Hudson Rock is an interesting threat intel vendor, gathering data stolen by infostealers. They reportedly purchase the data from threat actors. However they get it, it's interesting data and they have a free report page showing the stolen credentials for a domain.
- iOS 26 change deletes clues of old spyware infections
Apple is now rewriting the shutdown.log file after every device reboot, instead of appending new data at the end. This is removing older log entries that contain indicators of compromise with spyware families such as NSO's Pegasus and Intellexa's Predator.
- OpenAI Atlas Omnibox Prompt Injection: URLs That Become Jailbreaks
A malformed URL is interpreted as a command to the AI, and can perform dangerous actions like deleting files. Recommended mitigations are to reject malformed URLs and give the agent fewer privileges--these are not likely to do much good. Prompt injection remains a huge, unsolved risk.

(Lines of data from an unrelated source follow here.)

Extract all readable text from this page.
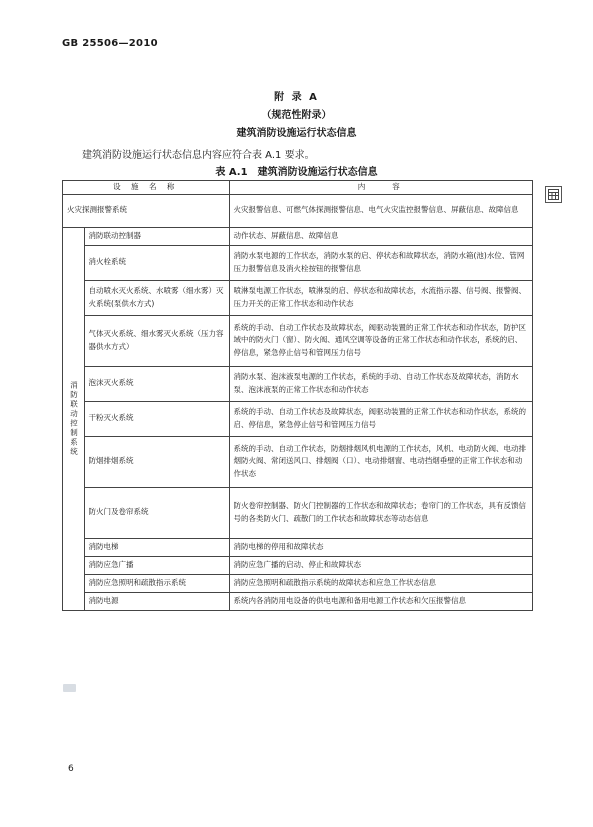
GB 25506—2010
附 录 A
（规范性附录）
建筑消防设施运行状态信息
建筑消防设施运行状态信息内容应符合表 A.1 要求。
表 A.1　建筑消防设施运行状态信息
设 施 名 称		内　　容
火灾探测报警系统		火灾报警信息、可燃气体探测报警信息、电气火灾监控报警信息、屏蔽信息、故障信息
消防联动控制系统	消防联动控制器	动作状态、屏蔽信息、故障信息
	消火栓系统	消防水泵电源的工作状态，消防水泵的启、停状态和故障状态，消防水箱(池)水位、管网压力报警信息及消火栓按钮的报警信息
	自动喷水灭火系统、水喷雾（细水雾）灭火系统(泵供水方式)	喷淋泵电源工作状态，喷淋泵的启、停状态和故障状态，水流指示器、信号阀、报警阀、压力开关的正常工作状态和动作状态
	气体灭火系统、细水雾灭火系统（压力容器供水方式）	系统的手动、自动工作状态及故障状态，阀驱动装置的正常工作状态和动作状态，防护区域中的防火门（窗）、防火阀、通风空调等设备的正常工作状态和动作状态，系统的启、停信息，紧急停止信号和管网压力信号
	泡沫灭火系统	消防水泵、泡沫液泵电源的工作状态，系统的手动、自动工作状态及故障状态，消防水泵、泡沫液泵的正常工作状态和动作状态
	干粉灭火系统	系统的手动、自动工作状态及故障状态，阀驱动装置的正常工作状态和动作状态，系统的启、停信息，紧急停止信号和管网压力信号
	防烟排烟系统	系统的手动、自动工作状态，防烟排烟风机电源的工作状态，风机、电动防火阀、电动排烟防火阀、常闭送风口、排烟阀（口）、电动排烟窗、电动挡烟垂壁的正常工作状态和动作状态
	防火门及卷帘系统	防火卷帘控制器、防火门控制器的工作状态和故障状态；卷帘门的工作状态，具有反馈信号的各类防火门、疏散门的工作状态和故障状态等动态信息
	消防电梯	消防电梯的停用和故障状态
	消防应急广播	消防应急广播的启动、停止和故障状态
	消防应急照明和疏散指示系统	消防应急照明和疏散指示系统的故障状态和应急工作状态信息
	消防电源	系统内各消防用电设备的供电电源和备用电源工作状态和欠压报警信息
6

- Fake number, real damage: Europol urges action against caller ID spoofing
Europol is calling for a coordinated European response to tackle caller ID spoofing-- when criminals falsify the information displayed on phones, making numbers appear legitimate to deceive victims. They are calling for bettter mechanisms to trace fraudulent calls, verify legitimate caller IDs, and block deceptive traffic.

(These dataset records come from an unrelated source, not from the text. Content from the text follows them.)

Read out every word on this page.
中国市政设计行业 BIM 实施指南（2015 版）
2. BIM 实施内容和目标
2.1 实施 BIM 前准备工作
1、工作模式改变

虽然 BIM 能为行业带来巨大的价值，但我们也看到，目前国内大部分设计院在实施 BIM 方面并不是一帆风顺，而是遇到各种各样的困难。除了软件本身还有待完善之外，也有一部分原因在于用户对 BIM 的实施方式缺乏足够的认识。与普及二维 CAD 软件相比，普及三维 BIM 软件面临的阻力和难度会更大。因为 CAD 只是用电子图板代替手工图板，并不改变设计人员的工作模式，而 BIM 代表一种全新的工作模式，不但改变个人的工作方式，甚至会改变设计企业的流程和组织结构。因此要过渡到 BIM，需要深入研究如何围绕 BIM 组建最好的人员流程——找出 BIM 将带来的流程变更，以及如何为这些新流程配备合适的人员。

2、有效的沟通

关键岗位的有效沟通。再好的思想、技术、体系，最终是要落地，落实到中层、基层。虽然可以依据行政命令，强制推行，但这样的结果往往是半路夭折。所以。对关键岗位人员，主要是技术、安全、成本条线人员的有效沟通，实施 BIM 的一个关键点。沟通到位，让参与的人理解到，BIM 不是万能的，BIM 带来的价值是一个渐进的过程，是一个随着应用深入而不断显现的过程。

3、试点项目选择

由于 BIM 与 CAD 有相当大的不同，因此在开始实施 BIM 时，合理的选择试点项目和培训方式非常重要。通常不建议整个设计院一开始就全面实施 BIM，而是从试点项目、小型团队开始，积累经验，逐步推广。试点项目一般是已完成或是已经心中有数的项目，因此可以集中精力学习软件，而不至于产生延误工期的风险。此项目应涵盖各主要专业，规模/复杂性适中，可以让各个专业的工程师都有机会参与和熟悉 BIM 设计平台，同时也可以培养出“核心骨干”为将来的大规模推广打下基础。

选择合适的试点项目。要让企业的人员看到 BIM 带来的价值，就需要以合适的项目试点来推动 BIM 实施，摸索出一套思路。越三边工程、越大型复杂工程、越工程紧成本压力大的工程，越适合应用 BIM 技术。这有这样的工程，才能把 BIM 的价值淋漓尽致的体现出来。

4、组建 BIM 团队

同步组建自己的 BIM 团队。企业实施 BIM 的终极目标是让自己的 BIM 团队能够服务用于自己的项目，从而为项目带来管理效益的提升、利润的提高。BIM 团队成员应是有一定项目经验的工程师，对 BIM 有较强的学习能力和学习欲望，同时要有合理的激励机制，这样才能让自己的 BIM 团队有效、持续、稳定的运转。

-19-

- Armed police handcuff teen after AI mistakes crisp packet for gun in US
He had Doritos, not a gun. "Police showed up, like eight cop cars, and then they all came out with guns pointed at me talking about getting on the ground," 16-year-old Baltimore pupil Taki Allen told local outlet WMAR-2 News.
- Ransomware profits drop as victims stop paying hackers
The number of victims paying ransomware threat actors has reached a new low, with just 23% of the breached companies giving in to attackers' demands. The average and median ransomware payments fell in Q3 compared to the previous quarter, reaching $377,000 and $140,000, respectively. The shift may reflect large enterprises revising their ransom payment policies and recognizing that those funds are better spent on strengthening defenses against future attacks.
- Organizations are years behind in patching Cisco ASA and VPN devices
Researcher Kevin Beaumont performed wide version scans of ASA appliances and found that most are never patched.
- Hacking India’s largest automaker: Tata Motors
AWS keys in the source code of the website, unprotected API, other exposed secrets. Outrageous Security 101 errors.
- “ChatGPT Tainted Memories:” LayerX Discovers The First Vulnerability in OpenAI Atlas Browser, Allowing Injection of Malicious Instructions into ChatGPT
They tested many phishing attacks, and Atlas only stopped 6% of them, while Edge and Chrome stopped 50% of them. Other AI bnrowsers, Comet, Dia, and Genspark were similarly vulnerable. Also the effects of phishing were larger, since a CSRF request can add malicious instructions into the ChatGPT history. This leaves persistent malware like a rootkit in ChatGPT, affecting future sessions.
- Zenni’s Anti-Facial Recognition Glasses are Eyewear for Our Paranoid Age
It works by adding a pink sheen to the surface of the glasses that reflects the infrared light used by some facial recognition cameras. It’s impossible to open an iPhone with FaceID while wearing them and they black out the eyes of the wearer in photos taken with infrared cameras.